**The Gateway Specialty Imports team is monitoring the negotiations closely – staying informed and mitigating risks are top priority. We are working closely with our forwarder to make any immediate changes and helping our clients prepare for delays.**
With the contract negotiations still underway between the International Longshore and Warehouse Union (ILWU) and the Pacific Maritime Association (PMA), shippers, carriers and businesses are feeling the heat and taking the necessary precautions to manage potential disruptions or in case of a strike.
- Many importers moved up the arrival of their cargo causing a surge of activity at West Coast ports.
- Some are bringing in products through East Coast ports.
- Many are looking for alternative sourcing for products.

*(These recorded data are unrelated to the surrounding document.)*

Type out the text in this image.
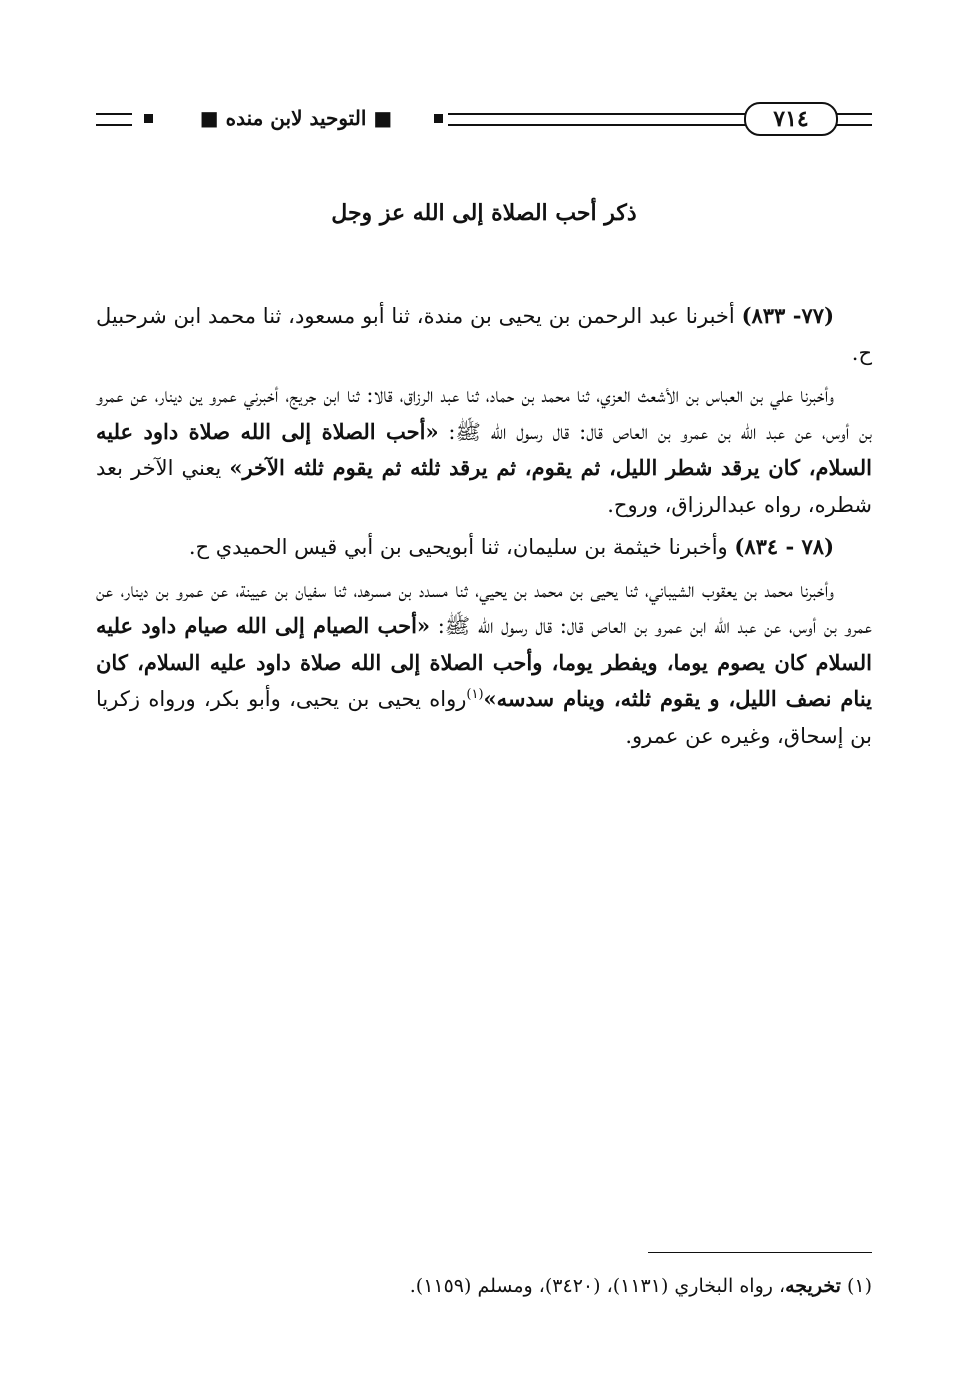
■ التوحيد لابن منده ■	٧١٤
ذكر أحب الصلاة إلى الله عز وجل

(٧٧- ٨٣٣) أخبرنا عبد الرحمن بن يحيى بن مندة، ثنا أبو مسعود، ثنا محمد ابن شرحبيل ح.

وأخبرنا علي بن العباس بن الأشعث العزي، ثنا محمد بن حماد، ثنا عبد الرزاق، قالا: ثنا ابن جريج، أخبرني عمرو ين دينار، عن عمرو بن أوس، عن عبد الله بن عمرو بن العاص قال: قال رسول الله ﷺ: «أحب الصلاة إلى الله صلاة داود عليه السلام، كان يرقد شطر الليل، ثم يقوم، ثم يرقد ثلثه ثم يقوم ثلثه الآخر» يعني الآخر بعد شطره، رواه عبدالرزاق، وروح.

(٧٨ - ٨٣٤) وأخبرنا خيثمة بن سليمان، ثنا أبويحيى بن أبي قيس الحميدي ح.

وأخبرنا محمد بن يعقوب الشيباني، ثنا يحيى بن محمد بن يحيي، ثنا مسدد بن مسرهد، ثنا سفيان بن عيينة، عن عمرو بن دينار، عن عمرو بن أوس، عن عبد الله ابن عمرو بن العاص قال: قال رسول الله ﷺ: «أحب الصيام إلى الله صيام داود عليه السلام كان يصوم يوما، ويفطر يوما، وأحب الصلاة إلى الله صلاة داود عليه السلام، كان ينام نصف الليل، و يقوم ثلثه، وينام سدسه»$^{(١)}$رواه يحيى بن يحيى، وأبو بكر، ورواه زكريا بن إسحاق، وغيره عن عمرو.

(١) تخريجه، رواه البخاري (١١٣١)، (٣٤٢٠)، ومسلم (١١٥٩).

- One carrier (APL) announced a “congestion surcharge” for any containers out of Asia to all US destinations (effective May 1, 2014). Other carriers may follow suit in the coming weeks.
Other activities are also making a major impact on the market:
- Cargo entering the US on the West Coast through rail have also been delayed due to the backlog of containers at the terminal.
- Picketing by unions at these terminals further adds to the delay. Some truckers are also refusing calls to pick up containers due to long wait times.
- The New World and Grand alliances merged in 2012 to create the G6 Alliance, compromising numerous carriers. The G6 Alliance includes 40 ports covered by 90 ships of up to 14,000 20-foot-equivalent units in the Asia-Europe trade lanes.
These issues could be further amplified if negotiations between ILWU and PMA are not favorable. The ILWU six-year contract with the PMA expired July 1, 2014.
How are you preparing for potential import/export disruptions?